O modelo atual de financiamento hospitalar, implementado nos contratos-programa[6], estabelece um preço único por episódio de internamento que, para este ano de 2014, é de 2120,28 €. Poder-se-ia pensar que, se todos os doentes valem o mesmo, não se justificará uma grande exaustividade dos registos. Mas há que ter em conta que o financiamento da instituição, embora baseado no preço único contratualizado, é indexado por um indicador, o índice de casemix[7], calculado a partir da produção e que mede a sua complexidade relativamente aos outros hospitais.
Para o cálculo do casemix contribuem, por um lado, os pesos relativos (PR) da cada GDH, definidos por portaria[8] e, por outro, o número de doentes equivalentes, calculados a partir dos tempos de internamento. Os pesos relativos dos GDH refletem a complexidade: os GDH resultantes de cuidados mais diferenciados ou com diagnósticos adicionais de complicação e/ou comorbilidade (CC) têm um peso mais elevado. A sépsis, por exemplo, é um dos diagnósticos adicionais que mais interferem no PR. Esta é mais uma razão para a necessidade de registos exaustivos: se as comorbilidades existentes não forem registadas e codificadas, os episódios não serão agrupados nos GDH de CC que as preveem, o índice de casemix do hospital não refletirá a complexidade dos cuidados e o financiamento não será por ele indexado como seria justo.

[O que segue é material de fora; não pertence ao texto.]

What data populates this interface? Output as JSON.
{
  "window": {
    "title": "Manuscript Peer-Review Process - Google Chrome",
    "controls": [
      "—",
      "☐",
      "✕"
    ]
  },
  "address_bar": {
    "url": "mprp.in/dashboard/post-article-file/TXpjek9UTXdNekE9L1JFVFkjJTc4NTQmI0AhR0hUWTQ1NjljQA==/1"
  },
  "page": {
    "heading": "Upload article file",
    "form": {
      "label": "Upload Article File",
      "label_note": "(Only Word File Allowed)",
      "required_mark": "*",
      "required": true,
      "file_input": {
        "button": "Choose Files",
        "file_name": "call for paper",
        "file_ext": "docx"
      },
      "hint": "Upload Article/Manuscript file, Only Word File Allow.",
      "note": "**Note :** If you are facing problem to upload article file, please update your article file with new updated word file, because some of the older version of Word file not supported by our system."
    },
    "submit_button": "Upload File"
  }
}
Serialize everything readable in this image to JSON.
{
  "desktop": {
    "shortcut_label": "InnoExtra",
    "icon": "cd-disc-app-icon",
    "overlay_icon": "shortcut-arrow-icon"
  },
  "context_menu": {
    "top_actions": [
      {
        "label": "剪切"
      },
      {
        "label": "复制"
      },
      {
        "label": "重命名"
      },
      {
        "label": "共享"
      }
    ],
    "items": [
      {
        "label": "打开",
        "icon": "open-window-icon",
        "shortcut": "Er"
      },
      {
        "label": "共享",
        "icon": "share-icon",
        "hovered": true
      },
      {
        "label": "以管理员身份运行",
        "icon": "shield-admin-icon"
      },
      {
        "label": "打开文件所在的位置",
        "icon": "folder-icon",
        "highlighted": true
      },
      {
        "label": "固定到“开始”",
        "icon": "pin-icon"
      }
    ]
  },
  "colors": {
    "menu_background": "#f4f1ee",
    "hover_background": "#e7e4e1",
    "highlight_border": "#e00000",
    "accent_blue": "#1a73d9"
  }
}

[3] Circular Normativa 1/89. Implementação do Sistema de Pagamento Prospectivo baseado nos GDH
[4] Está previsto para 1 de janeiro de 2016 o início da utilização em Portugal da International Classification of Diseases, 10th Revision, Clinical Modification (ICD-10-CM) juntamente com a International Classification of Diseases, 10th Revision, Procedure Classification System (ICD-10-PCS).